Also, the longer her family is there, they will have paid a larger and larger share of the equity in the property. When (if?) the house is eventually sold, who gets to keep the profit may become quite contentious. Given that the original sale of the house to the Beatles family was within the family, there may be a very complicated history that would make pocketing the $100k very difficult, and it is highly unlikely that the $300k house has $100k of equity in it that really belongs to the Beatles family.
Thinking about it more, the beatles family certainly hasn't paid $100k of equity in the few years they owned it, and prices in his area have certainly not risen 33%. They had to borrow $15k from his parents to "pay closing costs" initially. There's no way that $100k of equity is unambiguously beatles' to use. Some of it (maybe all of it?) has to belong to the in-laws, or to beatles' parents, but I'd guess very little to beatles and family. Which makes this worse. Beatles, you have a massive liability (taxes and mortgage in your name) with no access to the asset (physically or financially).
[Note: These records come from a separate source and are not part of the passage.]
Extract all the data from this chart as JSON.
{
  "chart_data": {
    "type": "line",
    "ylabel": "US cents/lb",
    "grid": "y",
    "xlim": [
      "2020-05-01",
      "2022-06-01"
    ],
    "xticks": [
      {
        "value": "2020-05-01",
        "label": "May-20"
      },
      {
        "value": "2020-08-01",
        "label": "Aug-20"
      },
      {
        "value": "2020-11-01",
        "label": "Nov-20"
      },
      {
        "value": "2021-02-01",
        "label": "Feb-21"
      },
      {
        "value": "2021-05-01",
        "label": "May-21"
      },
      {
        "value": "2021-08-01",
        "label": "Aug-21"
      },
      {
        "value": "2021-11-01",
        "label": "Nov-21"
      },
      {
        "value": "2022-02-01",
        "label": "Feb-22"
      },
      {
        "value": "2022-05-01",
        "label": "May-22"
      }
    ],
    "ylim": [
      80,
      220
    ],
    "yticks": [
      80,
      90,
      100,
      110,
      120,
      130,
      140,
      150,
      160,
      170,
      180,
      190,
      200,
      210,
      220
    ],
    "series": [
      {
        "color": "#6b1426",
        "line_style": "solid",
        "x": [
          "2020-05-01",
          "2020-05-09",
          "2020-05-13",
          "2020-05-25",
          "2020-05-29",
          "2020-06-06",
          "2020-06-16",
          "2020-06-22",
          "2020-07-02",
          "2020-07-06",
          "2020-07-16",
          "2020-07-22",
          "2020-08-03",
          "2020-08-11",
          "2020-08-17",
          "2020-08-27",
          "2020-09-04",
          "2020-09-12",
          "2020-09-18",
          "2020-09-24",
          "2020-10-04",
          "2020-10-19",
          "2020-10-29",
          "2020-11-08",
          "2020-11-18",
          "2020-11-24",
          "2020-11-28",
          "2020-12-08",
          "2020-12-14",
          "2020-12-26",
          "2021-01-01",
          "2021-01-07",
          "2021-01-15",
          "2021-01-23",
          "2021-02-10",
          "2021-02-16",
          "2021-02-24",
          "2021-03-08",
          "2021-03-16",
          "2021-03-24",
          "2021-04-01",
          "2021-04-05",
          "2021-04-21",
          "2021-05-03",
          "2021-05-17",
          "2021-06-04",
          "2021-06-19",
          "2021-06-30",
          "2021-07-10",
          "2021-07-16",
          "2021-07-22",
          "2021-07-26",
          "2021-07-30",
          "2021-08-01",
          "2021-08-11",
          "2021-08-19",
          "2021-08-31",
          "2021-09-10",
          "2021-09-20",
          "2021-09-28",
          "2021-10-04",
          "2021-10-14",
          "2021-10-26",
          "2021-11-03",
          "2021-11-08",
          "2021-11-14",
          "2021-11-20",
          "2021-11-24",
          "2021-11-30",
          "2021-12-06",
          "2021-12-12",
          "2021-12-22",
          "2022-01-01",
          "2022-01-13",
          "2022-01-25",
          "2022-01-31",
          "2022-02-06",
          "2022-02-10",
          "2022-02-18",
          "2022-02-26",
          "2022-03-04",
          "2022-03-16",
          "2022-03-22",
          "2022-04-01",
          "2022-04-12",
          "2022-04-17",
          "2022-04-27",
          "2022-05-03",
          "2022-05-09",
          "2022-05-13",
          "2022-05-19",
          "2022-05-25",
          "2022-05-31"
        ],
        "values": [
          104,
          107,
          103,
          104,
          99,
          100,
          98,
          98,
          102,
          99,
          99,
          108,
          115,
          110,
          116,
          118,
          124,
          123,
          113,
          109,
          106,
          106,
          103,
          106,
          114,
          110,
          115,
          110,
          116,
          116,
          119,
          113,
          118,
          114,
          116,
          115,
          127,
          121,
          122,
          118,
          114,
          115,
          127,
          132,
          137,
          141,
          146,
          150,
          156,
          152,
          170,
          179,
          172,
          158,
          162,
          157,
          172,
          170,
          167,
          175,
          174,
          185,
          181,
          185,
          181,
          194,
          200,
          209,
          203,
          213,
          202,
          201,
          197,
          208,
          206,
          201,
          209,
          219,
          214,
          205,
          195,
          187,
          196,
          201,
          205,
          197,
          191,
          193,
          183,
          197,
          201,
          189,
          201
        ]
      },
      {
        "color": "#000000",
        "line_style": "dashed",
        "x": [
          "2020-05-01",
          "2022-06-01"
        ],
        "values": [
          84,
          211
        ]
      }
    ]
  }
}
So, this is a very good time to initiate this conversation with the in-laws. You are in massive debt and it's clear that this situation can't continue indefinitely, which gives you an excellent reason to bring the topic up. It will be uncomfortable, but some plan must be made for how this will eventually unwind. Also, avoiding uncomfortable topics is what got you here in the first place, so time to change that behavior.